まるで風景画が描かれているかのような模様が特徴。木目や惑星のようにも見える、個性豊かな表情が魅力です。仕事運のお守りになると言われ、仕事で行き詰まりを感じている時や、プロジェクトを順調に進めたいと願う人に人気があります。
イエロージャスパー(バンブルビージャスパー)

硫黄成分によって黄色くなったジャスパー。黒い模様が混ざり、蜂(バンブルビー)のように見えるものは「バンブルビージャスパー」と呼ばれます。持ち主の活力をサポートし、災いから身を守るお守りとして知られています。
インペリアルジャスパー

「皇帝」の名にふさわしい、気品と落ち着きのある佇まいが特徴です。繊細な色合いと模様を持ち、非常に個性的。「行動力」や「勇気」をサポートするお守りとしても伝えられています。
カンババジャスパー

緑と黒の渦巻くような模様が個性的なジャスパー。一説には、太古のシアノバクテリアの化石(ストロマトライト)が含まれているとも言われ、地球の歴史を感じさせるロマンあふれる石です。
ゼブラジャスパー

シマウマのような白と黒の縞模様が特徴です。ちなみに、斑点模様のものは「ダルメシアンジャスパー」と呼ばれます。人間関係を円滑にし、安心感をもたらすお守りとして知られています。
ドラゴンブラッドジャスパー

ドラゴンの血や鱗を思わせる、緑地に赤の斑点模様が入ったジャスパー。

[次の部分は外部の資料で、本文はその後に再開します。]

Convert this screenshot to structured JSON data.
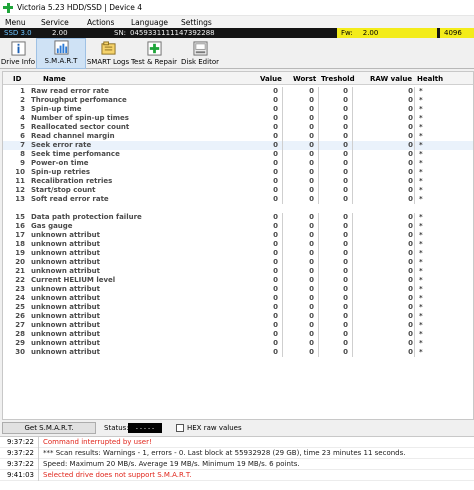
{
  "window": {
    "title": "Victoria 5.23 HDD/SSD | Device 4"
  },
  "menu": [
    "Menu",
    "Service",
    "Actions",
    "Language",
    "Settings"
  ],
  "device": {
    "type": "SSD 3.0",
    "model": "2.00",
    "sn_label": "SN:",
    "sn": "0459331111147392288",
    "fw_label": "Fw:",
    "fw": "2.00",
    "capacity": "4096"
  },
  "toolbar": [
    "Drive Info",
    "S.M.A.R.T",
    "SMART Logs",
    "Test & Repair",
    "Disk Editor"
  ],
  "table": {
    "headers": {
      "id": "ID",
      "name": "Name",
      "value": "Value",
      "worst": "Worst",
      "threshold": "Treshold",
      "raw": "RAW value",
      "health": "Health"
    },
    "rows": [
      {
        "id": "1",
        "name": "Raw read error rate",
        "value": "0",
        "worst": "0",
        "threshold": "0",
        "raw": "0",
        "health": "*"
      },
      {
        "id": "2",
        "name": "Throughput perfomance",
        "value": "0",
        "worst": "0",
        "threshold": "0",
        "raw": "0",
        "health": "*"
      },
      {
        "id": "3",
        "name": "Spin-up time",
        "value": "0",
        "worst": "0",
        "threshold": "0",
        "raw": "0",
        "health": "*"
      },
      {
        "id": "4",
        "name": "Number of spin-up times",
        "value": "0",
        "worst": "0",
        "threshold": "0",
        "raw": "0",
        "health": "*"
      },
      {
        "id": "5",
        "name": "Reallocated sector count",
        "value": "0",
        "worst": "0",
        "threshold": "0",
        "raw": "0",
        "health": "*"
      },
      {
        "id": "6",
        "name": "Read channel margin",
        "value": "0",
        "worst": "0",
        "threshold": "0",
        "raw": "0",
        "health": "*"
      },
      {
        "id": "7",
        "name": "Seek error rate",
        "value": "0",
        "worst": "0",
        "threshold": "0",
        "raw": "0",
        "health": "*"
      },
      {
        "id": "8",
        "name": "Seek time perfomance",
        "value": "0",
        "worst": "0",
        "threshold": "0",
        "raw": "0",
        "health": "*"
      },
      {
        "id": "9",
        "name": "Power-on time",
        "value": "0",
        "worst": "0",
        "threshold": "0",
        "raw": "0",
        "health": "*"
      },
      {
        "id": "10",
        "name": "Spin-up retries",
        "value": "0",
        "worst": "0",
        "threshold": "0",
        "raw": "0",
        "health": "*"
      },
      {
        "id": "11",
        "name": "Recalibration retries",
        "value": "0",
        "worst": "0",
        "threshold": "0",
        "raw": "0",
        "health": "*"
      },
      {
        "id": "12",
        "name": "Start/stop count",
        "value": "0",
        "worst": "0",
        "threshold": "0",
        "raw": "0",
        "health": "*"
      },
      {
        "id": "13",
        "name": "Soft read error rate",
        "value": "0",
        "worst": "0",
        "threshold": "0",
        "raw": "0",
        "health": "*"
      },
      {
        "id": "15",
        "name": "Data path protection failure",
        "value": "0",
        "worst": "0",
        "threshold": "0",
        "raw": "0",
        "health": "*"
      },
      {
        "id": "16",
        "name": "Gas gauge",
        "value": "0",
        "worst": "0",
        "threshold": "0",
        "raw": "0",
        "health": "*"
      },
      {
        "id": "17",
        "name": "unknown attribut",
        "value": "0",
        "worst": "0",
        "threshold": "0",
        "raw": "0",
        "health": "*"
      },
      {
        "id": "18",
        "name": "unknown attribut",
        "value": "0",
        "worst": "0",
        "threshold": "0",
        "raw": "0",
        "health": "*"
      },
      {
        "id": "19",
        "name": "unknown attribut",
        "value": "0",
        "worst": "0",
        "threshold": "0",
        "raw": "0",
        "health": "*"
      },
      {
        "id": "20",
        "name": "unknown attribut",
        "value": "0",
        "worst": "0",
        "threshold": "0",
        "raw": "0",
        "health": "*"
      },
      {
        "id": "21",
        "name": "unknown attribut",
        "value": "0",
        "worst": "0",
        "threshold": "0",
        "raw": "0",
        "health": "*"
      },
      {
        "id": "22",
        "name": "Current HELIUM level",
        "value": "0",
        "worst": "0",
        "threshold": "0",
        "raw": "0",
        "health": "*"
      },
      {
        "id": "23",
        "name": "unknown attribut",
        "value": "0",
        "worst": "0",
        "threshold": "0",
        "raw": "0",
        "health": "*"
      },
      {
        "id": "24",
        "name": "unknown attribut",
        "value": "0",
        "worst": "0",
        "threshold": "0",
        "raw": "0",
        "health": "*"
      },
      {
        "id": "25",
        "name": "unknown attribut",
        "value": "0",
        "worst": "0",
        "threshold": "0",
        "raw": "0",
        "health": "*"
      },
      {
        "id": "26",
        "name": "unknown attribut",
        "value": "0",
        "worst": "0",
        "threshold": "0",
        "raw": "0",
        "health": "*"
      },
      {
        "id": "27",
        "name": "unknown attribut",
        "value": "0",
        "worst": "0",
        "threshold": "0",
        "raw": "0",
        "health": "*"
      },
      {
        "id": "28",
        "name": "unknown attribut",
        "value": "0",
        "worst": "0",
        "threshold": "0",
        "raw": "0",
        "health": "*"
      },
      {
        "id": "29",
        "name": "unknown attribut",
        "value": "0",
        "worst": "0",
        "threshold": "0",
        "raw": "0",
        "health": "*"
      },
      {
        "id": "30",
        "name": "unknown attribut",
        "value": "0",
        "worst": "0",
        "threshold": "0",
        "raw": "0",
        "health": "*"
      }
    ],
    "selected_id": "7"
  },
  "status": {
    "get_smart": "Get S.M.A.R.T.",
    "status_label": "Status:",
    "status_value": "- - - - -",
    "hex_label": "HEX raw values"
  },
  "log": [
    {
      "time": "9:37:22",
      "msg": "Command interrupted by user!",
      "color": "red"
    },
    {
      "time": "9:37:22",
      "msg": "*** Scan results: Warnings - 1, errors - 0. Last block at 55932928 (29 GB), time 23 minutes 11 seconds.",
      "color": "black"
    },
    {
      "time": "9:37:22",
      "msg": "Speed: Maximum 20 MB/s. Average 19 MB/s. Minimum 19 MB/s. 6 points.",
      "color": "black"
    },
    {
      "time": "9:41:03",
      "msg": "Selected drive does not support S.M.A.R.T.",
      "color": "red"
    }
  ]
}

持ち主をポジティブな気持ちに導くと信じられている、明るいエネルギーに満ちた石です。元気を出したい時、心強いお守りとなってくれるかもしれません。
ジャスパーのまとめ
聖書にも登場するように、ジャスパーは古くから人々の暮らしに寄り添ってきた天然石です。内包物によって無限の表情を見せるその姿は、鉱物としての魅力にあふれています。
お守りとしては、持ち主の内面に働きかけ、前向きな気持ちへ導くと伝えられてきました。
多彩なカラーバリエーションがあるので、純粋にコレクションとして鑑賞するのも、アクセサリーとして身につけるのも素晴らしい楽しみ方です。ぜひ、あなただけのお気に入りのジャスパーを見つけてみてください。